Spain is divided over its cinema-television future
On June 23, after multiple street demonstrations by protesting producers, the Spanish Senate approved a bill requiring Spanish streamers to invest 3.5% of their annual revenue in the production of independent Spanish producers. Now the real arguments can begin. Major Spanish producers want a regulatory revolution in cinema and television proposed by the Spanish government: return of rights to productions made with streamers after five years; an increase from 25% to 45% of the current Spanish tax shelter for independent producers. Other producers, however, want to ensure that the 3.5% is not covered by the platforms’ already regular producer partners. The Spanish government will try to find some sort of compromise, a tough call.

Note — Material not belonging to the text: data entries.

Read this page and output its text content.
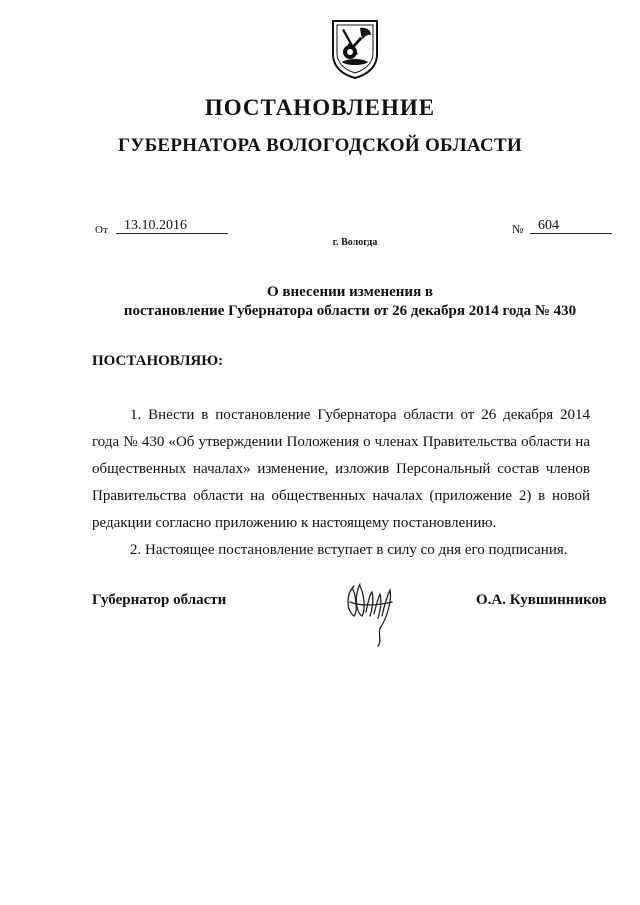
ПОСТАНОВЛЕНИЕ
ГУБЕРНАТОРА ВОЛОГОДСКОЙ ОБЛАСТИ
От	13.10.2016	№	604
г. Вологда
О внесении изменения в
постановление Губернатора области от 26 декабря 2014 года № 430
ПОСТАНОВЛЯЮ:

1. Внести в постановление Губернатора области от 26 декабря 2014 года № 430 «Об утверждении Положения о членах Правительства области на общественных началах» изменение, изложив Персональный состав членов Правительства области на общественных началах (приложение 2) в новой редакции согласно приложению к настоящему постановлению.

2. Настоящее постановление вступает в силу со дня его подписания.

Губернатор области	О.А. Кувшинников
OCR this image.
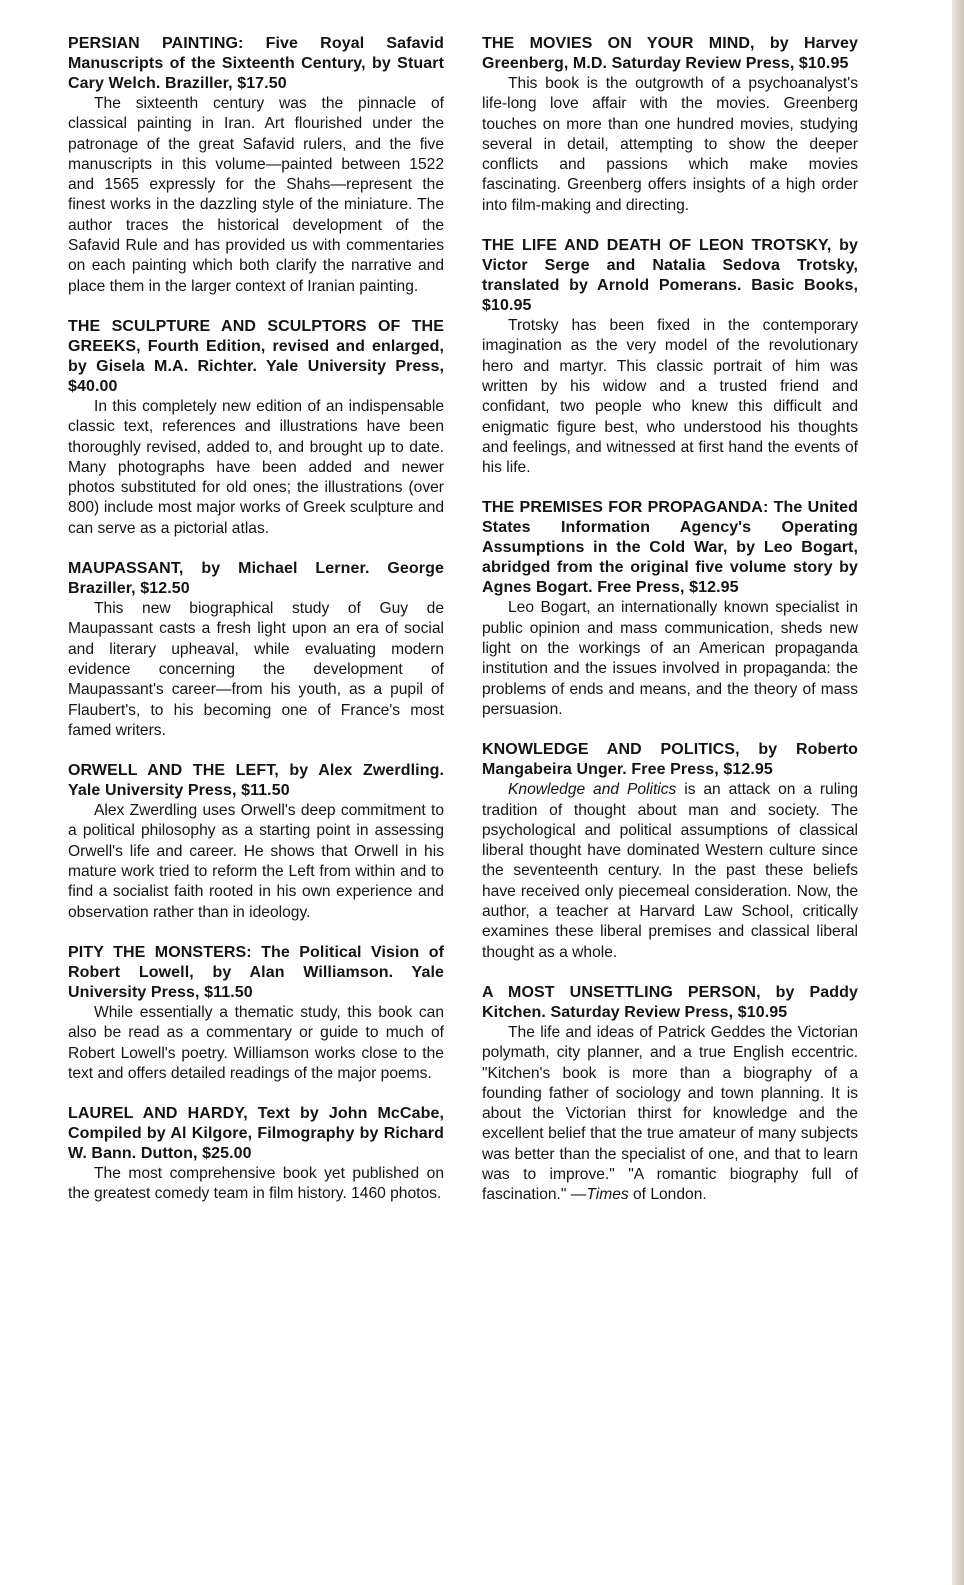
PERSIAN PAINTING: Five Royal Safavid Manuscripts of the Sixteenth Century, by Stuart Cary Welch. Braziller, $17.50

The sixteenth century was the pinnacle of classical painting in Iran. Art flourished under the patronage of the great Safavid rulers, and the five manuscripts in this volume—painted between 1522 and 1565 expressly for the Shahs—represent the finest works in the dazzling style of the miniature. The author traces the historical development of the Safavid Rule and has provided us with commentaries on each painting which both clarify the narrative and place them in the larger context of Iranian painting.

THE SCULPTURE AND SCULPTORS OF THE GREEKS, Fourth Edition, revised and enlarged, by Gisela M.A. Richter. Yale University Press, $40.00

In this completely new edition of an indispensable classic text, references and illustrations have been thoroughly revised, added to, and brought up to date. Many photographs have been added and newer photos substituted for old ones; the illustrations (over 800) include most major works of Greek sculpture and can serve as a pictorial atlas.

MAUPASSANT, by Michael Lerner. George Braziller, $12.50

This new biographical study of Guy de Maupassant casts a fresh light upon an era of social and literary upheaval, while evaluating modern evidence concerning the development of Maupassant's career—from his youth, as a pupil of Flaubert's, to his becoming one of France's most famed writers.

ORWELL AND THE LEFT, by Alex Zwerdling. Yale University Press, $11.50

Alex Zwerdling uses Orwell's deep commitment to a political philosophy as a starting point in assessing Orwell's life and career. He shows that Orwell in his mature work tried to reform the Left from within and to find a socialist faith rooted in his own experience and observation rather than in ideology.

PITY THE MONSTERS: The Political Vision of Robert Lowell, by Alan Williamson. Yale University Press, $11.50

While essentially a thematic study, this book can also be read as a commentary or guide to much of Robert Lowell's poetry. Williamson works close to the text and offers detailed readings of the major poems.

LAUREL AND HARDY, Text by John McCabe, Compiled by Al Kilgore, Filmography by Richard W. Bann. Dutton, $25.00

The most comprehensive book yet published on the greatest comedy team in film history. 1460 photos.

THE MOVIES ON YOUR MIND, by Harvey Greenberg, M.D. Saturday Review Press, $10.95

This book is the outgrowth of a psychoanalyst's life-long love affair with the movies. Greenberg touches on more than one hundred movies, studying several in detail, attempting to show the deeper conflicts and passions which make movies fascinating. Greenberg offers insights of a high order into film-making and directing.

THE LIFE AND DEATH OF LEON TROTSKY, by Victor Serge and Natalia Sedova Trotsky, translated by Arnold Pomerans. Basic Books, $10.95

Trotsky has been fixed in the contemporary imagination as the very model of the revolutionary hero and martyr. This classic portrait of him was written by his widow and a trusted friend and confidant, two people who knew this difficult and enigmatic figure best, who understood his thoughts and feelings, and witnessed at first hand the events of his life.

THE PREMISES FOR PROPAGANDA: The United States Information Agency's Operating Assumptions in the Cold War, by Leo Bogart, abridged from the original five volume story by Agnes Bogart. Free Press, $12.95

Leo Bogart, an internationally known specialist in public opinion and mass communication, sheds new light on the workings of an American propaganda institution and the issues involved in propaganda: the problems of ends and means, and the theory of mass persuasion.

KNOWLEDGE AND POLITICS, by Roberto Mangabeira Unger. Free Press, $12.95

Knowledge and Politics is an attack on a ruling tradition of thought about man and society. The psychological and political assumptions of classical liberal thought have dominated Western culture since the seventeenth century. In the past these beliefs have received only piecemeal consideration. Now, the author, a teacher at Harvard Law School, critically examines these liberal premises and classical liberal thought as a whole.

A MOST UNSETTLING PERSON, by Paddy Kitchen. Saturday Review Press, $10.95

The life and ideas of Patrick Geddes the Victorian polymath, city planner, and a true English eccentric. "Kitchen's book is more than a biography of a founding father of sociology and town planning. It is about the Victorian thirst for knowledge and the excellent belief that the true amateur of many subjects was better than the specialist of one, and that to learn was to improve." "A romantic biography full of fascination." —Times of London.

Two mantras: attract talent, retain intellectual property
The two main challenges for the unscripted content industry are attracting and retaining talent and retaining intellectual property, Banijay’s James Townley told a CF&E panel. These two concerns proved Conecta’s mantras. Only accelerated training can help solve the talent battle. The Toledo producers, however, had higher hopes for the IP. “Things are often solved by the market itself. The post-pandemic economic landscape has caused a small increase in streaming subscriber growth, so if streamers have to fill in a certain number of hours per year and have to do it with less money, the obvious outcome will be co-production” , Marti said.
As Netflix unveiled “El Conde,” the next director of “Spencer,” Pablo Larrain, a Pinochet vampire flick, Fabula and Fremantle brought “Santa Maria” to CF&E and dropped Starzplay’s “The Shelter” and Pantaya Pablo Fendrik, the first major Latin American film. sci-fi show. All in the same week. Most large producers in Latin America are partly dependent on the provision of services, observed Manuel Martí of Fremantle at CF&E. With offices in Chile, Mexico and the United States, Fremantle and Pantaya production alliances, and production titles of the caliber of “Spencer”, Fabula has become Latin America’s leading center for film and television talent thanks to a pure-play production – a tremendous achievement.